What on earth happened to the power of tattoos? Man, I was in the supermarket the other day and some four-year-old kid being pushed around by his mom in the grocery cart blurts out for all to hear, "Hey, cool tattoos!"

I guess it's a sign of progress that walking down the main drag in a tank top in Pasadena, California, doesn't frighten the civilians. Actually, it's rather disturbing is what it is.

People used to pay good money to see the tattooed lady at the sideshow. In fact, Captain Don Leslie became a legend from people gawking at his body ornamentation. Not any more. Hey, the bank president's secretary has a butterfly on her ankle.

Look at it this way, we're such slaves to fashion that a description of a tattooed pickpocket who just swiped your purse would probably fit 20 people in a four block radius. Bell-bottomed trousers are the rage—we all get bell-bottomed trousers. The ladies have their bra straps showing—all the ladies have their bra straps showing. One person in your crowd gets a tattoo, everyone gets a tattoo. It's like a rite of passage. Like going out for tackle football in high school.

This is all fine and good. We all want to be liked. We all want to be accepted. And it is rather pleasant to enter a restaurant and be treated like all the other patrons, instead of having the hostess recoil in terror at the Bob Robert's skull and crossbones on your shoulder.
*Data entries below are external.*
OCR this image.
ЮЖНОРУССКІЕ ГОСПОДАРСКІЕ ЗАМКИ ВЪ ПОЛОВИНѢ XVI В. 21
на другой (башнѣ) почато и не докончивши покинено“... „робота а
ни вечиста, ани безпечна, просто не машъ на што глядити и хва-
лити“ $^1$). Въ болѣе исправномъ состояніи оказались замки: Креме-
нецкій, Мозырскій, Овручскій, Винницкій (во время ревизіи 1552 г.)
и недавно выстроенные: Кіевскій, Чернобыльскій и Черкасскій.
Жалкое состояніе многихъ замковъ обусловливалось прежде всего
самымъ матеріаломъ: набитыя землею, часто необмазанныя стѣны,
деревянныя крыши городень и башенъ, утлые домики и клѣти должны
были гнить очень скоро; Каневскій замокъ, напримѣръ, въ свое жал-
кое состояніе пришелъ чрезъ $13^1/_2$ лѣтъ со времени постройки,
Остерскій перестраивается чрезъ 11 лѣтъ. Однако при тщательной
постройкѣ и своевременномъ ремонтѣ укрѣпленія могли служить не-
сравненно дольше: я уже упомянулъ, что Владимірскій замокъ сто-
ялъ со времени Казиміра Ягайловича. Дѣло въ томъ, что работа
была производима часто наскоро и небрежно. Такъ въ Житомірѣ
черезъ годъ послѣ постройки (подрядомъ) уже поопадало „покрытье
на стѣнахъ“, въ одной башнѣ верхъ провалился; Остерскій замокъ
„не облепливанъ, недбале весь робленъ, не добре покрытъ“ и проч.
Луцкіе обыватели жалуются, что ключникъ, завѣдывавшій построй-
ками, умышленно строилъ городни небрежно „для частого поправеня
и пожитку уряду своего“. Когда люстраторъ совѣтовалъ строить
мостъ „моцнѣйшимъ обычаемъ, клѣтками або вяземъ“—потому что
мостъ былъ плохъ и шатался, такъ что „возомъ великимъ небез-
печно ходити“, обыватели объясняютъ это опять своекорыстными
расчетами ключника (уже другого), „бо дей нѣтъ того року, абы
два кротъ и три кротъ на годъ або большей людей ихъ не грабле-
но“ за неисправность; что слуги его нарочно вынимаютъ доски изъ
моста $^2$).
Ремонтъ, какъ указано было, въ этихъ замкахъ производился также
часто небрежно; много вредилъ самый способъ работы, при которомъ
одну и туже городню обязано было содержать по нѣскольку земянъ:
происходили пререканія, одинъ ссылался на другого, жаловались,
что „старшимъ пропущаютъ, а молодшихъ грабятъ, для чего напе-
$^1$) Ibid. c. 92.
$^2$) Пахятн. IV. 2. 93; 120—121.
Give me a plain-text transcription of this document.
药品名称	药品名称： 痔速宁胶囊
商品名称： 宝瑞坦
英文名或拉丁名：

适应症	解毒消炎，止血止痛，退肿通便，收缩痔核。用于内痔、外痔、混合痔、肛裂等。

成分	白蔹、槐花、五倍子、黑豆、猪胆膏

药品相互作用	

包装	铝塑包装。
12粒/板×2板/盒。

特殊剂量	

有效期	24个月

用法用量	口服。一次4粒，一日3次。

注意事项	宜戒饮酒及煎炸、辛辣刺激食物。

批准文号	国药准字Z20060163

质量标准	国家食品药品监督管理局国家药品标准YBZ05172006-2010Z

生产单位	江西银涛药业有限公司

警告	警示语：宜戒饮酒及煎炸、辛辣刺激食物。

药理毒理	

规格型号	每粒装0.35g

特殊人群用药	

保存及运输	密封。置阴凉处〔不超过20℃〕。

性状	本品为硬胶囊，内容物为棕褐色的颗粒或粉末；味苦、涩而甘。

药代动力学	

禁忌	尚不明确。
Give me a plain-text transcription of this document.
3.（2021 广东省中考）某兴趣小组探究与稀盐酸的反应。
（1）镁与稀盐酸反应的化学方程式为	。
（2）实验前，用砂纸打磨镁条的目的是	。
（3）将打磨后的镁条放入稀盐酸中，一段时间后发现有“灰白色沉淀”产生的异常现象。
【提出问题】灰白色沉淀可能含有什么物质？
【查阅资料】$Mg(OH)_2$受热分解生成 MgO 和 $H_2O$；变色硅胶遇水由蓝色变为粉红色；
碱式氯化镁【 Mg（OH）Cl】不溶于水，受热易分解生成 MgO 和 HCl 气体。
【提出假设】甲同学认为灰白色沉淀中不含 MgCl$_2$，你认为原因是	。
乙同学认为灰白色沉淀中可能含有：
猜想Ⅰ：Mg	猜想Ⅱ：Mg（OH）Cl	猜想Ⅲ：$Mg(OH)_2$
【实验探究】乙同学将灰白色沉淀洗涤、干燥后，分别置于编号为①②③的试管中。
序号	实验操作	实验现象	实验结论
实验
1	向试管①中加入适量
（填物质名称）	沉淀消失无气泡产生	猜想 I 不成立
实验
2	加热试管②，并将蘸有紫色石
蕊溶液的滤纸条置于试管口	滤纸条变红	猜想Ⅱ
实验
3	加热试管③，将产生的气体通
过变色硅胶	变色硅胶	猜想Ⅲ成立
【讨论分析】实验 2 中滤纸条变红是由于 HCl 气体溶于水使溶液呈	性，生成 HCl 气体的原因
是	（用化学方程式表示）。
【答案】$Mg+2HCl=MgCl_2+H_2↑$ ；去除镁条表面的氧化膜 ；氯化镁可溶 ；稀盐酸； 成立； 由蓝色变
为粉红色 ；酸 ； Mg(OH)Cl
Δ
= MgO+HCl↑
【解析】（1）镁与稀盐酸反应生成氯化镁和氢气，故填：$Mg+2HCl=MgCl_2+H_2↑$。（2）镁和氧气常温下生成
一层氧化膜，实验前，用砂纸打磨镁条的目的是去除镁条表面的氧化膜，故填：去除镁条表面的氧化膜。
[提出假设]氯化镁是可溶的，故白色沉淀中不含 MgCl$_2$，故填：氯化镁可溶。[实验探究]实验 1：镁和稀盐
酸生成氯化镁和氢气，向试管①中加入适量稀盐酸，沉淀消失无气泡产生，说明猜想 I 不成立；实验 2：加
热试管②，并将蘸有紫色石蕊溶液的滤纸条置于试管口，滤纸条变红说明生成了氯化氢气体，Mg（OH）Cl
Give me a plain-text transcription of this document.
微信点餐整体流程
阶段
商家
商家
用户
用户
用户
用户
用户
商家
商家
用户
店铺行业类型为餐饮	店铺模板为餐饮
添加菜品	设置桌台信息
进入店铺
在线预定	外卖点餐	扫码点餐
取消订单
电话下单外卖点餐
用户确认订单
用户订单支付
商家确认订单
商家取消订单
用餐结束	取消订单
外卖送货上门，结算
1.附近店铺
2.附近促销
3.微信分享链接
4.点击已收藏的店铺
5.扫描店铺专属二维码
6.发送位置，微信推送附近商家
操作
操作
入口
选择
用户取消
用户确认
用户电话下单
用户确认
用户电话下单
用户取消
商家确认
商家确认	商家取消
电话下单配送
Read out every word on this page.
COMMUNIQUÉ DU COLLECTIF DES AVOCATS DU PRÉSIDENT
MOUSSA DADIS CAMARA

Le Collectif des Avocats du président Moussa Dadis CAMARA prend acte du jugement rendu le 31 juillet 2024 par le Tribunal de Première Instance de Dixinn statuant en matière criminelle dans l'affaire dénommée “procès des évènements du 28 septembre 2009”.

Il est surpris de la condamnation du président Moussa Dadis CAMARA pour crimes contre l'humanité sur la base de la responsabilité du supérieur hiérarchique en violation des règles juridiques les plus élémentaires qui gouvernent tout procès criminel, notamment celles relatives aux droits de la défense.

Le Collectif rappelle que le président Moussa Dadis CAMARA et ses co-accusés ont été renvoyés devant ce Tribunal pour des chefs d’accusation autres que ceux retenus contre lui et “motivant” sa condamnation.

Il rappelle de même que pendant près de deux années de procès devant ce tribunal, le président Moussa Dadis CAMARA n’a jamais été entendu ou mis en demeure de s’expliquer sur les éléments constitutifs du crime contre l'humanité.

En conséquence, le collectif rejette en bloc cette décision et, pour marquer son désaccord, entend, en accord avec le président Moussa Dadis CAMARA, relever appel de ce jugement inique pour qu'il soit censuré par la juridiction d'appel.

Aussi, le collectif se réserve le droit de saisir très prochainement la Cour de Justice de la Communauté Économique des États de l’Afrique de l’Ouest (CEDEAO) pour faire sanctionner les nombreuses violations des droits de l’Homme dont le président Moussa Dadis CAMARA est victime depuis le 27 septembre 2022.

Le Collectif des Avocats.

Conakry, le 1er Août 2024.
In fact, while you're waiting in line to be seated, I bet you get asked where you got your tattoo, or did it hurt, or whatever. Very comforting—especially when you're in some dicey situation and the six-foot-four serial killer with a baseball bat freezes halfway through his swing and asks, "Is that a Paul Booth on your elbow?"

Ah yes. Cozy. Warm and fuzzy. Politically correct. Yeah, right.

But I'll tell you something: Tattoos were a lot more fun when the kid in the shopping cart did a double-take.